1. Fintech is providing more options
It is commonplace in the U.S., as well as a few other countriesin the world, for the big fish to swallow up the smaller ones in business until there are only a few giant corporations that control an entire industry. This happened in the banking world over the course of the last few decades. Our banking options at the outset of the 2000s were pretty much either the “big guys” – Bank of America, Citibank, Wells Fargo, etc. – or a small, local savings bank or credit union.
This lack of choice is bad for competition and innovation. Fintech is changing that. A growing number of fintech solutions are giving people more choice about where and how they bank. Digital-only banks are becoming a viable alternative for people’s banking needs. Banks such as Ally, Chime, and Dave have all experienced big growth in the last few years because they offer people a practical alternative to huge companies. According to Forbes, in mid-2020, over 14 million Americans said a digital-only bank is now their primary bank.
2. Fintech means fewer fees
Ask anyone what their biggest problem with banking in the 21st century is and the answer you will likely get more than any other is fees. The convenience and the ubiquity of the big banks mean they can decide almost whatever fees they want for whatever aspect of baking they want to charge.
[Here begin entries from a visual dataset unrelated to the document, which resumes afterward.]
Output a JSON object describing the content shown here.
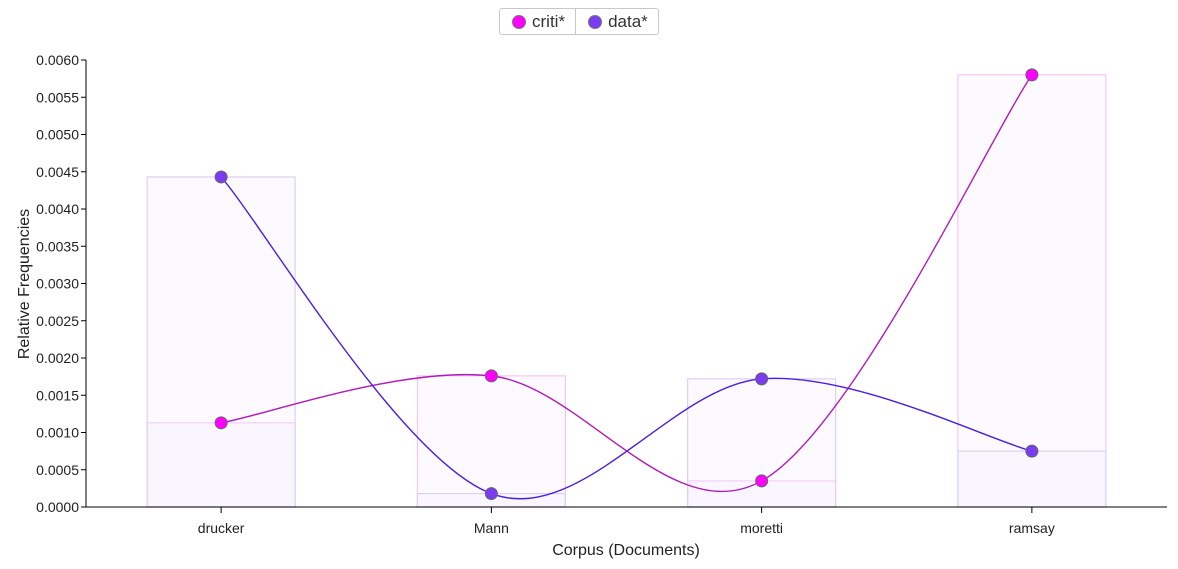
{
  "chart_data": {
    "type": "line",
    "xlabel": "Corpus (Documents)",
    "ylabel": "Relative Frequencies",
    "categories": [
      "drucker",
      "Mann",
      "moretti",
      "ramsay"
    ],
    "ylim": [
      0,
      0.006
    ],
    "yticks": [
      "0.0000",
      "0.0005",
      "0.0010",
      "0.0015",
      "0.0020",
      "0.0025",
      "0.0030",
      "0.0035",
      "0.0040",
      "0.0045",
      "0.0050",
      "0.0055",
      "0.0060"
    ],
    "legend_position": "top-center",
    "grid": false,
    "series": [
      {
        "name": "criti*",
        "color": "#ff00ff",
        "line_color": "#b01ab8",
        "values": [
          0.00113,
          0.00176,
          0.00035,
          0.0058
        ]
      },
      {
        "name": "data*",
        "color": "#7a3cf0",
        "line_color": "#4a1ee0",
        "values": [
          0.00443,
          0.00018,
          0.00172,
          0.00075
        ]
      }
    ]
  }
}
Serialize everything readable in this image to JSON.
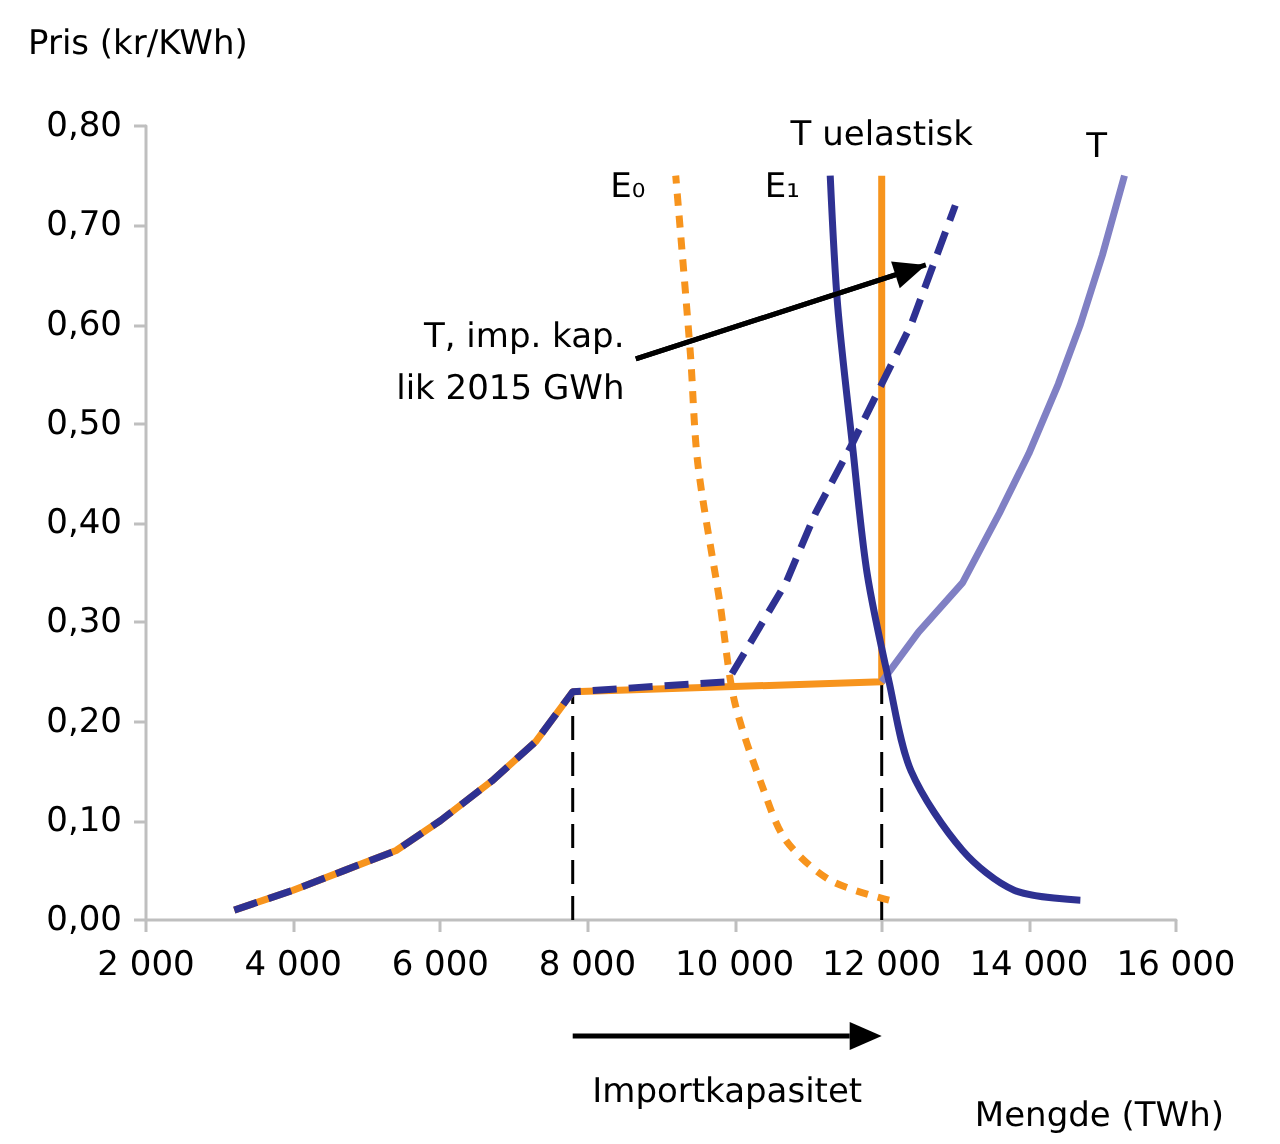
{
  "chart_data": {
    "type": "line",
    "xlabel": "Mengde (TWh)",
    "ylabel": "Pris (kr/KWh)",
    "xlim": [
      2000,
      16000
    ],
    "xticks": [
      {
        "value": 2000,
        "label": "2 000"
      },
      {
        "value": 4000,
        "label": "4 000"
      },
      {
        "value": 6000,
        "label": "6 000"
      },
      {
        "value": 8000,
        "label": "8 000"
      },
      {
        "value": 10000,
        "label": "10 000"
      },
      {
        "value": 12000,
        "label": "12 000"
      },
      {
        "value": 14000,
        "label": "14 000"
      },
      {
        "value": 16000,
        "label": "16 000"
      }
    ],
    "ylim": [
      0,
      0.8
    ],
    "yticks": [
      {
        "value": 0,
        "label": "0,00"
      },
      {
        "value": 0.1,
        "label": "0,10"
      },
      {
        "value": 0.2,
        "label": "0,20"
      },
      {
        "value": 0.3,
        "label": "0,30"
      },
      {
        "value": 0.4,
        "label": "0,40"
      },
      {
        "value": 0.5,
        "label": "0,50"
      },
      {
        "value": 0.6,
        "label": "0,60"
      },
      {
        "value": 0.7,
        "label": "0,70"
      },
      {
        "value": 0.8,
        "label": "0,80"
      }
    ],
    "grid": false,
    "legend": false,
    "marker": "none",
    "series": [
      {
        "name": "T uelastisk",
        "color": "#f7941d",
        "line_style": "solid",
        "x": [
          3200,
          3600,
          4000,
          4700,
          5400,
          6000,
          6700,
          7300,
          7800,
          12000,
          12000
        ],
        "values": [
          0.01,
          0.02,
          0.03,
          0.05,
          0.07,
          0.1,
          0.14,
          0.18,
          0.23,
          0.24,
          0.75
        ]
      },
      {
        "color": "#2e3192",
        "line_style": "dashed",
        "x": [
          3200,
          3600,
          4000,
          4700,
          5400,
          6000,
          6700,
          7300,
          7800,
          9900,
          10300,
          10700,
          11100,
          11600,
          12000,
          12400,
          13000
        ],
        "values": [
          0.01,
          0.02,
          0.03,
          0.05,
          0.07,
          0.1,
          0.14,
          0.18,
          0.23,
          0.24,
          0.29,
          0.34,
          0.41,
          0.48,
          0.54,
          0.6,
          0.72
        ]
      },
      {
        "name": "T",
        "color": "#8080c4",
        "line_style": "solid",
        "x": [
          12000,
          12500,
          13100,
          13600,
          14000,
          14400,
          14700,
          15000,
          15300
        ],
        "values": [
          0.24,
          0.29,
          0.34,
          0.41,
          0.47,
          0.54,
          0.6,
          0.67,
          0.75
        ]
      },
      {
        "name": "E₀",
        "color": "#f7941d",
        "line_style": "dotted",
        "x": [
          12100,
          11300,
          10700,
          10400,
          10000,
          9800,
          9500,
          9400,
          9200
        ],
        "values": [
          0.02,
          0.04,
          0.08,
          0.13,
          0.22,
          0.32,
          0.46,
          0.57,
          0.75
        ]
      },
      {
        "name": "E₁",
        "color": "#2e3192",
        "line_style": "solid",
        "x": [
          14700,
          13800,
          13100,
          12400,
          12100,
          11800,
          11600,
          11400,
          11300
        ],
        "values": [
          0.02,
          0.03,
          0.07,
          0.15,
          0.24,
          0.35,
          0.48,
          0.62,
          0.75
        ]
      },
      {
        "color": "#000000",
        "line_style": "dashed",
        "x": [
          7800,
          7800
        ],
        "values": [
          0,
          0.23
        ]
      },
      {
        "color": "#000000",
        "line_style": "dashed",
        "x": [
          12000,
          12000
        ],
        "values": [
          0,
          0.24
        ]
      }
    ],
    "annotations": [
      {
        "text": "T, imp. kap.\nlik 2015 GWh",
        "x": 12600,
        "y": 0.66
      },
      "Importkapasitet"
    ]
  }
}
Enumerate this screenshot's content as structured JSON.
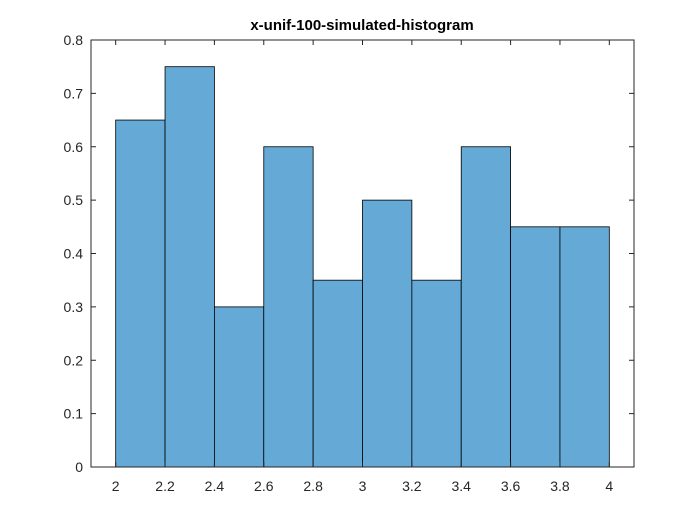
{
  "chart_data": {
    "type": "bar",
    "title": "x-unif-100-simulated-histogram",
    "xlabel": "",
    "ylabel": "",
    "bin_edges": [
      2.0,
      2.2,
      2.4,
      2.6,
      2.8,
      3.0,
      3.2,
      3.4,
      3.6,
      3.8,
      4.0
    ],
    "values": [
      0.65,
      0.75,
      0.3,
      0.6,
      0.35,
      0.5,
      0.35,
      0.6,
      0.45,
      0.45
    ],
    "xlim": [
      1.9,
      4.1
    ],
    "ylim": [
      0,
      0.8
    ],
    "xticks": [
      2,
      2.2,
      2.4,
      2.6,
      2.8,
      3,
      3.2,
      3.4,
      3.6,
      3.8,
      4
    ],
    "xtick_labels": [
      "2",
      "2.2",
      "2.4",
      "2.6",
      "2.8",
      "3",
      "3.2",
      "3.4",
      "3.6",
      "3.8",
      "4"
    ],
    "yticks": [
      0,
      0.1,
      0.2,
      0.3,
      0.4,
      0.5,
      0.6,
      0.7,
      0.8
    ],
    "ytick_labels": [
      "0",
      "0.1",
      "0.2",
      "0.3",
      "0.4",
      "0.5",
      "0.6",
      "0.7",
      "0.8"
    ],
    "grid": false,
    "bar_color": "#65A9D7",
    "bar_edge_color": "#000000",
    "axis_color": "#262626"
  }
}
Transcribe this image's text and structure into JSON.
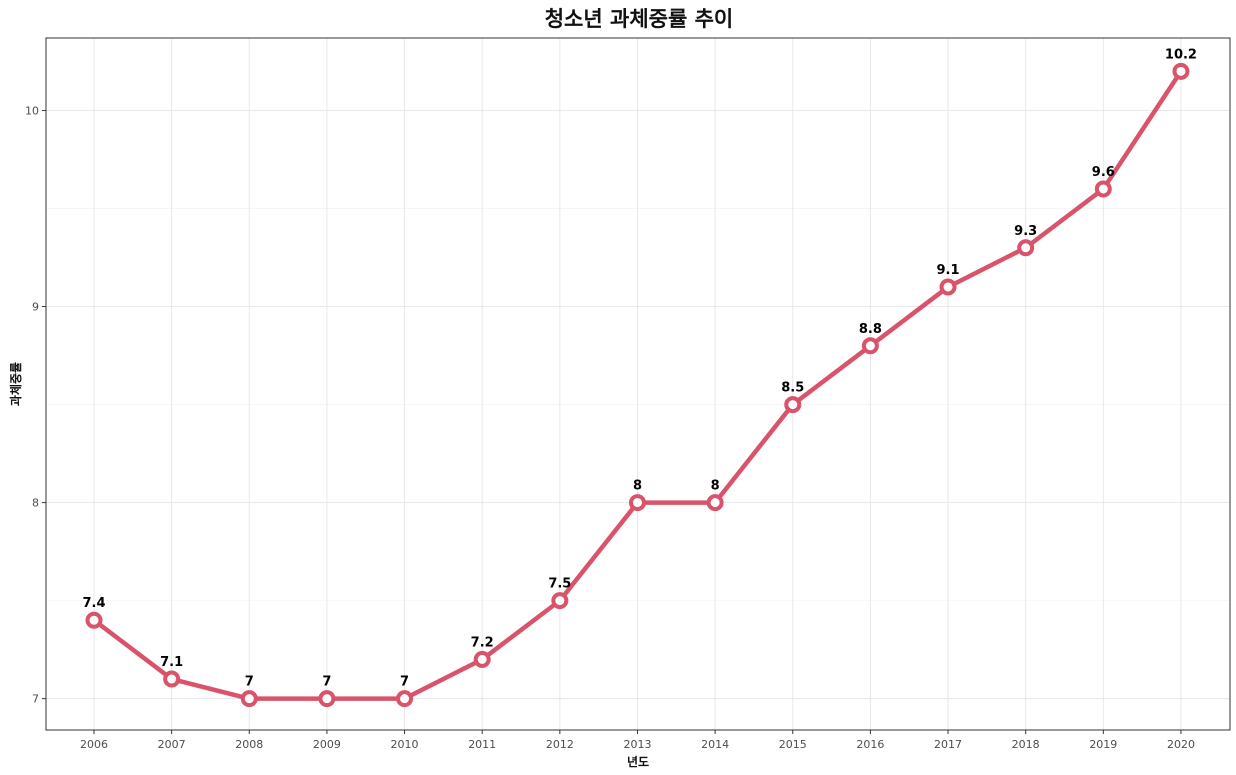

Fees related to transferring money and making payments through a banking institution are one of the major ways these larger banks make so much money. Fintech is helping to change that.
Even the fees fintech solutions that do charge are significantly lower than those charged by large banks. Additionally, some of the most well-known and widely-used fintech solutions take aim directly at these bank payment fees. This is a big part of the reason why fintech solutions such as PayPal and Venmo have become so popular. They charge a smaller fee to businesses and often no fee for personal users. This is a huge win for the consumer and small business. These solutions have become so successful that major banks have created a similar product structure for their business.
3. Fintech is helping small business
Ordinary people are benefitting from fintech solutions in a big way and so are small businesses which are usually started by ordinary people. The appetite for small business loans in the U.S. is enormous. However, the ability to get a small business loan from a big bank can be difficult. With the large demand, banks are able to cherry-pick the small business owners with the best credit and the most successful track records to lend to. That leaves many small businesses unable to procure funds.
Fintech solutions are more willing to take slightly larger risks on small businesses and are becoming successful doing so. Although this hasn’t necessarily inspired big banks to be freer with their small business lending, it is changing how the banking world and small businesses interact. Fintech lenders such as Kabbage, Fundbox, and Lendio are leaders in this space that are helping small business grow.
4. Fintech is making banking faster
One of the most obvious ways fintech is changing banking is by making it faster, easier, and more convenient. They are accomplishing this in ways that are clearly visible to consumers and in other ways that may not be as recognizable. Most people associate with fintech through simple banking and other financial service apps. These apps allow banking from anywhere at any time; a convenience major banks don’t always offer.
Another way banking is becoming faster with fintech is built into the technology used. Fintech solutions are on the pioneering edge of technology or customer service in areas such as artificial intelligence or robot financial advisors. These technologies take away the need to wait for a human to be available thus expediting the whole process.
5. Fintech is opening revolutionary new possibilities
In 2021, it may not just be the world of banking that is changing. The entire worldwide financial system may be upended in the coming years. If it is, fintech will play a major role. Blockchain technology and cryptocurrency have the power to massively shift the entire global financial marketplace in the coming years and decades. If it does, it will owe no small debt to fintech solutions that are currently embracing this new digital currency far more than traditional financial institutions.
For years, the banking industry was relatively static outside of big banks consolidating their power. That has drastically changed in the 21st century with the advent of fintech solutions. These solutions are disrupting the industry and changing it in ways that are good for individuals and smaller companies. As the 2020s continue forward, we may not know all the ways fintech will transform this industry but we can be sure that it will continue to do so.